Remscheid: Feinstaub – Wege weisen für bessere Luft
zuletzt aktualisiert: 15.03.2007Remscheid (RPO). Die Grenzwerte bei der Feinstaub-Belastung werden in Remscheid nicht überschritten, die Einrichtung einer Umweltzone oder Fahrverbote sind in naher Zukunft für die Stadt nicht zu erwarten. Vier Modellrechnungen für kritische Verkehrspunkte hatte das Umweltamt in Remscheid durchgeführt. Die Behörde nahm Abschnitte der Freiheitstraße, der Lenneper Straße, der Burger Straße und Vieringhausen unter die Lupe. Diese Strecken sind besonders gefährdet, weil sie viel befahren sind und es hier gleichzeitig eine dichte Randbebauung gibt.

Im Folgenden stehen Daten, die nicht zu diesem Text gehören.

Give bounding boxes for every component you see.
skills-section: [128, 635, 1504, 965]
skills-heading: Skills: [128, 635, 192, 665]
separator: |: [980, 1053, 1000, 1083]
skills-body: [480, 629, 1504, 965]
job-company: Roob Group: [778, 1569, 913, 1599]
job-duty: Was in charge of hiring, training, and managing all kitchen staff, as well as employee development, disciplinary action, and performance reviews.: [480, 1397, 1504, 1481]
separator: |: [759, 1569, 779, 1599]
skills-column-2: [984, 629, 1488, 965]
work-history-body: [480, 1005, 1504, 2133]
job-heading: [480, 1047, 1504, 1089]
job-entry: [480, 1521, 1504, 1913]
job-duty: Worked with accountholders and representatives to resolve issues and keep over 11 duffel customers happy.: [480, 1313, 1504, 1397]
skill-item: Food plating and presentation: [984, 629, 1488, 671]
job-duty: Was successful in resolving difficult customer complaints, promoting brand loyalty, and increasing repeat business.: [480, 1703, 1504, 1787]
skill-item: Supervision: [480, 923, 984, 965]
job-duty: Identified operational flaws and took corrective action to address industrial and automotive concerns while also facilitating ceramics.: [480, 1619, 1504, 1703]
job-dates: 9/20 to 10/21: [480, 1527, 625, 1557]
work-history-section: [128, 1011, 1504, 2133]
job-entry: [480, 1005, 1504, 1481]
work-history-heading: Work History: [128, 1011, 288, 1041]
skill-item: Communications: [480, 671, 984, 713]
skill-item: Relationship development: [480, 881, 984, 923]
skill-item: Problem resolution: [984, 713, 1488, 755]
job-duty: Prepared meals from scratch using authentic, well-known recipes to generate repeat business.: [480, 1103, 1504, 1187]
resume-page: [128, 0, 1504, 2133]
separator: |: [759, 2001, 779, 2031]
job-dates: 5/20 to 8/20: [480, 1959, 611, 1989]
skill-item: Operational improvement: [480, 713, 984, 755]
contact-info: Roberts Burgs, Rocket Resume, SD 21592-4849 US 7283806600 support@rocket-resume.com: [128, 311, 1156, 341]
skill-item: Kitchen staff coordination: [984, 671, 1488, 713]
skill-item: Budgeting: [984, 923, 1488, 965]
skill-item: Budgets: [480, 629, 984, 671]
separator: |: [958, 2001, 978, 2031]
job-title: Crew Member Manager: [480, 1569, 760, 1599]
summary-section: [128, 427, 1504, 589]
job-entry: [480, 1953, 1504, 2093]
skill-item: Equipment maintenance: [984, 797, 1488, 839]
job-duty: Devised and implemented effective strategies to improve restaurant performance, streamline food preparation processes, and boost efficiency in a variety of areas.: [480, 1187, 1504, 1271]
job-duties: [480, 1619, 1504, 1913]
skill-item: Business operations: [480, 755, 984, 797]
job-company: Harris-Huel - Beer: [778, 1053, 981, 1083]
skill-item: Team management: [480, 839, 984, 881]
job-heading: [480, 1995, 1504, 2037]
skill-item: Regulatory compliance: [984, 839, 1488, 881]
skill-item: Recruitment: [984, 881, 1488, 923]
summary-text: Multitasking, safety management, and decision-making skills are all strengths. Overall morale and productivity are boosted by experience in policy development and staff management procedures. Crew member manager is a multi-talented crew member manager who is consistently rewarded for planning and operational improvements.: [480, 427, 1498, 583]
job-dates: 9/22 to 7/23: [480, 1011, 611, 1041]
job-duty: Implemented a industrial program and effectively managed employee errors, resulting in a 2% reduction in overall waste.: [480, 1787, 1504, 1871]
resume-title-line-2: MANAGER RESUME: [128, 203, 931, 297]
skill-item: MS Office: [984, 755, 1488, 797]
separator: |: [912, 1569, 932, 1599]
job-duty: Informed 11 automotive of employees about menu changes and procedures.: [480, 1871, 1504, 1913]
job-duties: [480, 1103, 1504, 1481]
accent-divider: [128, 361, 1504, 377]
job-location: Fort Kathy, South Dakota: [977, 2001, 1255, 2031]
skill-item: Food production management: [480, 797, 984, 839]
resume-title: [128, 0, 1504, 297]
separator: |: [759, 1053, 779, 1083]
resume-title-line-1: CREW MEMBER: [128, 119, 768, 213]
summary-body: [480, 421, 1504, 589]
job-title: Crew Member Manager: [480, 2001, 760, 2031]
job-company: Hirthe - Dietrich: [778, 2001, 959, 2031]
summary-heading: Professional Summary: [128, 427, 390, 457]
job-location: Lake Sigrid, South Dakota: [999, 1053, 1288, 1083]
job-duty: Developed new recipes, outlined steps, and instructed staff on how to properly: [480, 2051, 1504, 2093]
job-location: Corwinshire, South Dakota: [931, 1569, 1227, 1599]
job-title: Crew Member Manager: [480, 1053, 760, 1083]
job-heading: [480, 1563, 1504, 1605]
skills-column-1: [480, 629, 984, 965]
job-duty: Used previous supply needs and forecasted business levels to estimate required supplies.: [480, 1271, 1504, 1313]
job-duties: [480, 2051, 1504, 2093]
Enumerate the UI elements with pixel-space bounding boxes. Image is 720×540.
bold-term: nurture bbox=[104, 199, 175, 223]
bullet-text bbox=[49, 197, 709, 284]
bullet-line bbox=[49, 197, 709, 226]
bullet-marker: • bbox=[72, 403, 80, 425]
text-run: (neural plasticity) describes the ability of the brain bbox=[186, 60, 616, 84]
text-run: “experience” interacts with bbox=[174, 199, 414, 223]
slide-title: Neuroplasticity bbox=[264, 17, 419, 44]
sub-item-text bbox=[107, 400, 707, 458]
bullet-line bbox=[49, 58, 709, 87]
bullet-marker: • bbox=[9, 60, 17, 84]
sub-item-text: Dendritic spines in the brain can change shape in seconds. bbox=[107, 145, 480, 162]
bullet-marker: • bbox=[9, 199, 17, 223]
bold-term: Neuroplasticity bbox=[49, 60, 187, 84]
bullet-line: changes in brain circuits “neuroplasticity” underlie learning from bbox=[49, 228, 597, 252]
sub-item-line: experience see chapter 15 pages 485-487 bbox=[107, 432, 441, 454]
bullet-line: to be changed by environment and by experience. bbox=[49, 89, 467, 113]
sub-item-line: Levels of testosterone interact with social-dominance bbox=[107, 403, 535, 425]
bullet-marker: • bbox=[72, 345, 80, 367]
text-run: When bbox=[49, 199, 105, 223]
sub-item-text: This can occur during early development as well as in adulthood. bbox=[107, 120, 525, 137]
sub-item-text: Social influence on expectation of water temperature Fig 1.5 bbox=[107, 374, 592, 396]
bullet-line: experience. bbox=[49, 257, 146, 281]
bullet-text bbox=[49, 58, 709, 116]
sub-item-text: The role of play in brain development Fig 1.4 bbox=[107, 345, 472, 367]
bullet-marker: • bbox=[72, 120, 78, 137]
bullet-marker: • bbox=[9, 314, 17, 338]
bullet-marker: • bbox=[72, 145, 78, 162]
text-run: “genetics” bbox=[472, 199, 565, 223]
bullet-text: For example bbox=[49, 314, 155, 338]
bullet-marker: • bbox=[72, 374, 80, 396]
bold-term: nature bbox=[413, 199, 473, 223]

Diese Messungen, so beschloss jetzt der Bauausschuss, sollen in regelmäßigen Abständen wiederholt werden, um das Problem im Auge zu behalten. Außerdem sollen so Vergleichsdaten gewonnen werden, die zeigen, ob die neue Autobahnausfahrt Blume und der im vergangenen Jahr eröffnete Burgholz-Tunnel bei Cronenberg Einfluss auf die Verkehrsströme in der Stadt haben. Die ersten Messungen mit einer neuen Software des Landes waren noch vor der Eröffnung dieser beiden neuen Verbindungen gemacht worden. Eine schnelle Aktualisierung sei aber problemlos möglich, sagte der Leiter des Umweltamtes, Wolfgang Putz.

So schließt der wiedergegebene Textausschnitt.